Maja Plisetskaja
20. November 1925 - Moskau — 2. Mai 2015 - München, Deutschland
Über
Ihre beeindruckende technische Meisterschaft, der wunderbare Sinn für Dramatik, den sie dank der Anmut und Geschmeidigkeit ihres Körpers entwickelte, ihre Zartheit und die Leichtigkeit ihrer Sprünge halfen Maya Plisetskaya, einen einzigartigen Stil zu entwickeln, der die Kunst des Balletts im 20. Jahrhundert prägte.

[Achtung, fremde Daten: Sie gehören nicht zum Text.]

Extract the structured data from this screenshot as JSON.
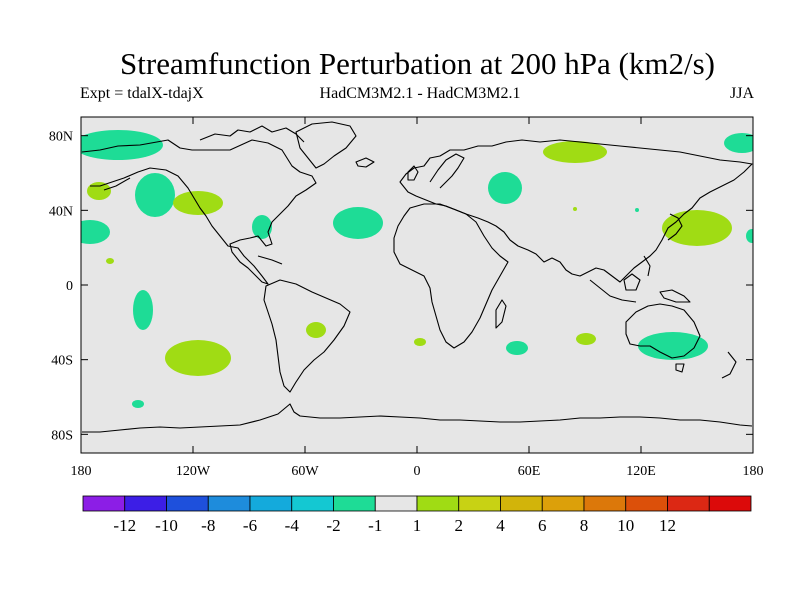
{
  "title": "Streamfunction Perturbation at 200 hPa (km2/s)",
  "subtitle_left": "Expt = tdalX-tdajX",
  "subtitle_center": "HadCM3M2.1 - HadCM3M2.1",
  "subtitle_right": "JJA",
  "map": {
    "lat_labels": [
      "80N",
      "40N",
      "0",
      "40S",
      "80S"
    ],
    "lon_labels": [
      "180",
      "120W",
      "60W",
      "0",
      "60E",
      "120E",
      "180"
    ],
    "background_color": "#e6e6e6"
  },
  "colorbar": {
    "colors": [
      "#8c1ee6",
      "#3c1ee6",
      "#1e50dc",
      "#1e8cdc",
      "#14aadc",
      "#14c8d2",
      "#1edc96",
      "#e6e6e6",
      "#a0dc14",
      "#c8d214",
      "#d2b40a",
      "#dca00a",
      "#dc780a",
      "#dc500a",
      "#dc2814",
      "#dc0a0a"
    ],
    "labels": [
      "-12",
      "-10",
      "-8",
      "-6",
      "-4",
      "-2",
      "-1",
      "1",
      "2",
      "4",
      "6",
      "8",
      "10",
      "12"
    ]
  },
  "anomalies": {
    "negative_color": "#1edc96",
    "positive_color": "#a0dc14"
  }
}
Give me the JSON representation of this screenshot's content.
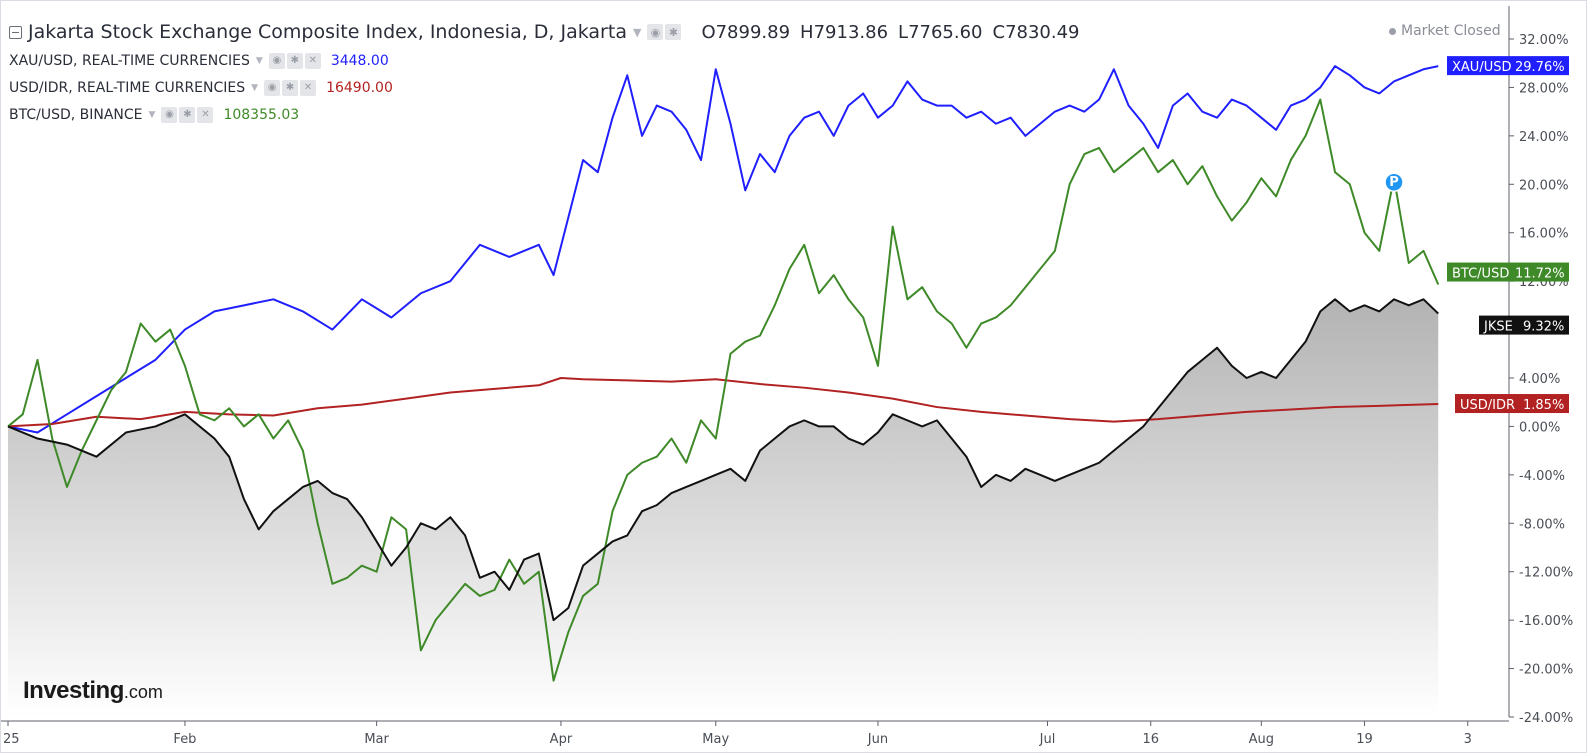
{
  "header": {
    "title": "Jakarta Stock Exchange Composite Index, Indonesia, D, Jakarta",
    "ohlc": [
      {
        "k": "O",
        "v": "7899.89"
      },
      {
        "k": "H",
        "v": "7913.86"
      },
      {
        "k": "L",
        "v": "7765.60"
      },
      {
        "k": "C",
        "v": "7830.49"
      }
    ],
    "status": "Market Closed"
  },
  "comparisons": [
    {
      "label": "XAU/USD, REAL-TIME CURRENCIES",
      "value": "3448.00",
      "color": "#1f1fff"
    },
    {
      "label": "USD/IDR, REAL-TIME CURRENCIES",
      "value": "16490.00",
      "color": "#b22222"
    },
    {
      "label": "BTC/USD, BINANCE",
      "value": "108355.03",
      "color": "#3f8a28"
    }
  ],
  "brand": {
    "main": "Investing",
    "tld": ".com"
  },
  "pin_label": "P",
  "chart_data": {
    "type": "line",
    "x": {
      "unit": "trading day index (0 = start of 2025)",
      "range": [
        0,
        196
      ],
      "tick_labels": [
        "25",
        "Feb",
        "Mar",
        "Apr",
        "May",
        "Jun",
        "Jul",
        "16",
        "Aug",
        "19",
        "3"
      ],
      "tick_positions": [
        0,
        24,
        50,
        75,
        96,
        118,
        141,
        155,
        170,
        184,
        198
      ]
    },
    "y": {
      "unit": "percent change",
      "range": [
        -24,
        32
      ],
      "ticks": [
        "32.00%",
        "28.00%",
        "24.00%",
        "20.00%",
        "16.00%",
        "12.00%",
        "8.00%",
        "4.00%",
        "0.00%",
        "-4.00%",
        "-8.00%",
        "-12.00%",
        "-16.00%",
        "-20.00%",
        "-24.00%"
      ],
      "tick_values": [
        32,
        28,
        24,
        20,
        16,
        12,
        8,
        4,
        0,
        -4,
        -8,
        -12,
        -16,
        -20,
        -24
      ]
    },
    "series": [
      {
        "name": "XAU/USD",
        "tag": "XAU/USD",
        "last_label": "29.76%",
        "color": "#1f1fff",
        "x": [
          0,
          4,
          8,
          12,
          16,
          20,
          24,
          28,
          32,
          36,
          40,
          44,
          48,
          52,
          56,
          60,
          64,
          68,
          72,
          74,
          78,
          80,
          82,
          84,
          86,
          88,
          90,
          92,
          94,
          96,
          98,
          100,
          102,
          104,
          106,
          108,
          110,
          112,
          114,
          116,
          118,
          120,
          122,
          124,
          126,
          128,
          130,
          132,
          134,
          136,
          138,
          140,
          142,
          144,
          146,
          148,
          150,
          152,
          154,
          156,
          158,
          160,
          162,
          164,
          166,
          168,
          170,
          172,
          174,
          176,
          178,
          180,
          182,
          184,
          186,
          188,
          190,
          192,
          194
        ],
        "y": [
          0.0,
          -0.5,
          1.0,
          2.5,
          4.0,
          5.5,
          8.0,
          9.5,
          10.0,
          10.5,
          9.5,
          8.0,
          10.5,
          9.0,
          11.0,
          12.0,
          15.0,
          14.0,
          15.0,
          12.5,
          22.0,
          21.0,
          25.5,
          29.0,
          24.0,
          26.5,
          26.0,
          24.5,
          22.0,
          29.5,
          25.0,
          19.5,
          22.5,
          21.0,
          24.0,
          25.5,
          26.0,
          24.0,
          26.5,
          27.5,
          25.5,
          26.5,
          28.5,
          27.0,
          26.5,
          26.5,
          25.5,
          26.0,
          25.0,
          25.5,
          24.0,
          25.0,
          26.0,
          26.5,
          26.0,
          27.0,
          29.5,
          26.5,
          25.0,
          23.0,
          26.5,
          27.5,
          26.0,
          25.5,
          27.0,
          26.5,
          25.5,
          24.5,
          26.5,
          27.0,
          28.0,
          29.76,
          29.0,
          28.0,
          27.5,
          28.5,
          29.0,
          29.5,
          29.76
        ]
      },
      {
        "name": "USD/IDR",
        "tag": "USD/IDR",
        "last_label": "1.85%",
        "color": "#b22222",
        "x": [
          0,
          6,
          12,
          18,
          24,
          30,
          36,
          42,
          48,
          54,
          60,
          66,
          72,
          75,
          78,
          84,
          90,
          96,
          102,
          108,
          114,
          120,
          126,
          132,
          138,
          144,
          150,
          156,
          162,
          168,
          174,
          180,
          186,
          194
        ],
        "y": [
          0.0,
          0.2,
          0.8,
          0.6,
          1.2,
          1.0,
          0.9,
          1.5,
          1.8,
          2.3,
          2.8,
          3.1,
          3.4,
          4.0,
          3.9,
          3.8,
          3.7,
          3.9,
          3.5,
          3.2,
          2.8,
          2.3,
          1.6,
          1.2,
          0.9,
          0.6,
          0.4,
          0.6,
          0.9,
          1.2,
          1.4,
          1.6,
          1.7,
          1.85
        ]
      },
      {
        "name": "BTC/USD",
        "tag": "BTC/USD",
        "last_label": "11.72%",
        "color": "#3f8a28",
        "x": [
          0,
          2,
          4,
          6,
          8,
          10,
          12,
          14,
          16,
          18,
          20,
          22,
          24,
          26,
          28,
          30,
          32,
          34,
          36,
          38,
          40,
          42,
          44,
          46,
          48,
          50,
          52,
          54,
          56,
          58,
          60,
          62,
          64,
          66,
          68,
          70,
          72,
          74,
          76,
          78,
          80,
          82,
          84,
          86,
          88,
          90,
          92,
          94,
          96,
          98,
          100,
          102,
          104,
          106,
          108,
          110,
          112,
          114,
          116,
          118,
          120,
          122,
          124,
          126,
          128,
          130,
          132,
          134,
          136,
          138,
          140,
          142,
          144,
          146,
          148,
          150,
          152,
          154,
          156,
          158,
          160,
          162,
          164,
          166,
          168,
          170,
          172,
          174,
          176,
          178,
          180,
          182,
          184,
          186,
          188,
          190,
          192,
          194
        ],
        "y": [
          0.0,
          1.0,
          5.5,
          -1.0,
          -5.0,
          -2.0,
          0.5,
          3.0,
          4.5,
          8.5,
          7.0,
          8.0,
          5.0,
          1.0,
          0.5,
          1.5,
          0.0,
          1.0,
          -1.0,
          0.5,
          -2.0,
          -8.0,
          -13.0,
          -12.5,
          -11.5,
          -12.0,
          -7.5,
          -8.5,
          -18.5,
          -16.0,
          -14.5,
          -13.0,
          -14.0,
          -13.5,
          -11.0,
          -13.0,
          -12.0,
          -21.0,
          -17.0,
          -14.0,
          -13.0,
          -7.0,
          -4.0,
          -3.0,
          -2.5,
          -1.0,
          -3.0,
          0.5,
          -1.0,
          6.0,
          7.0,
          7.5,
          10.0,
          13.0,
          15.0,
          11.0,
          12.5,
          10.5,
          9.0,
          5.0,
          16.5,
          10.5,
          11.5,
          9.5,
          8.5,
          6.5,
          8.5,
          9.0,
          10.0,
          11.5,
          13.0,
          14.5,
          20.0,
          22.5,
          23.0,
          21.0,
          22.0,
          23.0,
          21.0,
          22.0,
          20.0,
          21.5,
          19.0,
          17.0,
          18.5,
          20.5,
          19.0,
          22.0,
          24.0,
          27.0,
          21.0,
          20.0,
          16.0,
          14.5,
          20.5,
          13.5,
          14.5,
          11.72
        ]
      },
      {
        "name": "JKSE",
        "tag": "JKSE",
        "last_label": "9.32%",
        "color": "#111111",
        "x": [
          0,
          4,
          8,
          12,
          16,
          20,
          24,
          28,
          30,
          32,
          34,
          36,
          38,
          40,
          42,
          44,
          46,
          48,
          50,
          52,
          54,
          56,
          58,
          60,
          62,
          64,
          66,
          68,
          70,
          72,
          74,
          76,
          78,
          80,
          82,
          84,
          86,
          88,
          90,
          92,
          94,
          96,
          98,
          100,
          102,
          104,
          106,
          108,
          110,
          112,
          114,
          116,
          118,
          120,
          122,
          124,
          126,
          128,
          130,
          132,
          134,
          136,
          138,
          140,
          142,
          144,
          146,
          148,
          150,
          152,
          154,
          156,
          158,
          160,
          162,
          164,
          166,
          168,
          170,
          172,
          174,
          176,
          178,
          180,
          182,
          184,
          186,
          188,
          190,
          192,
          194
        ],
        "y": [
          0.0,
          -1.0,
          -1.5,
          -2.5,
          -0.5,
          0.0,
          1.0,
          -1.0,
          -2.5,
          -6.0,
          -8.5,
          -7.0,
          -6.0,
          -5.0,
          -4.5,
          -5.5,
          -6.0,
          -7.5,
          -9.5,
          -11.5,
          -10.0,
          -8.0,
          -8.5,
          -7.5,
          -9.0,
          -12.5,
          -12.0,
          -13.5,
          -11.0,
          -10.5,
          -16.0,
          -15.0,
          -11.5,
          -10.5,
          -9.5,
          -9.0,
          -7.0,
          -6.5,
          -5.5,
          -5.0,
          -4.5,
          -4.0,
          -3.5,
          -4.5,
          -2.0,
          -1.0,
          0.0,
          0.5,
          0.0,
          0.0,
          -1.0,
          -1.5,
          -0.5,
          1.0,
          0.5,
          0.0,
          0.5,
          -1.0,
          -2.5,
          -5.0,
          -4.0,
          -4.5,
          -3.5,
          -4.0,
          -4.5,
          -4.0,
          -3.5,
          -3.0,
          -2.0,
          -1.0,
          0.0,
          1.5,
          3.0,
          4.5,
          5.5,
          6.5,
          5.0,
          4.0,
          4.5,
          4.0,
          5.5,
          7.0,
          9.5,
          10.5,
          9.5,
          10.0,
          9.5,
          10.5,
          10.0,
          10.5,
          9.32
        ]
      }
    ],
    "area_fill_series": "JKSE",
    "legend": "top-left",
    "grid": false
  }
}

Die prima ballerina assoluta des Bolschoi-Theaters, eine unvergleichliche Tänzerin, Ballettmeisterin und Choreografin, war Maya Plisetskaya einer der wunderbarsten Stars der ehemaligen Sowjetunion, eine Ballettlegende des 20. Jahrhunderts, die weltweit bewundert wurde. Von ihrem Debüt am Bolschoi-Theater im Alter von nur 11 Jahren in Dornröschen bis zu ihrem letzten Auftritt als Ballerina im Alter von 70 Jahren in Ave Maya, einem Ballett, das Maurice Béjart ihr widmete, hatte Maya Plisetskaya eine außergewöhnliche Karriere.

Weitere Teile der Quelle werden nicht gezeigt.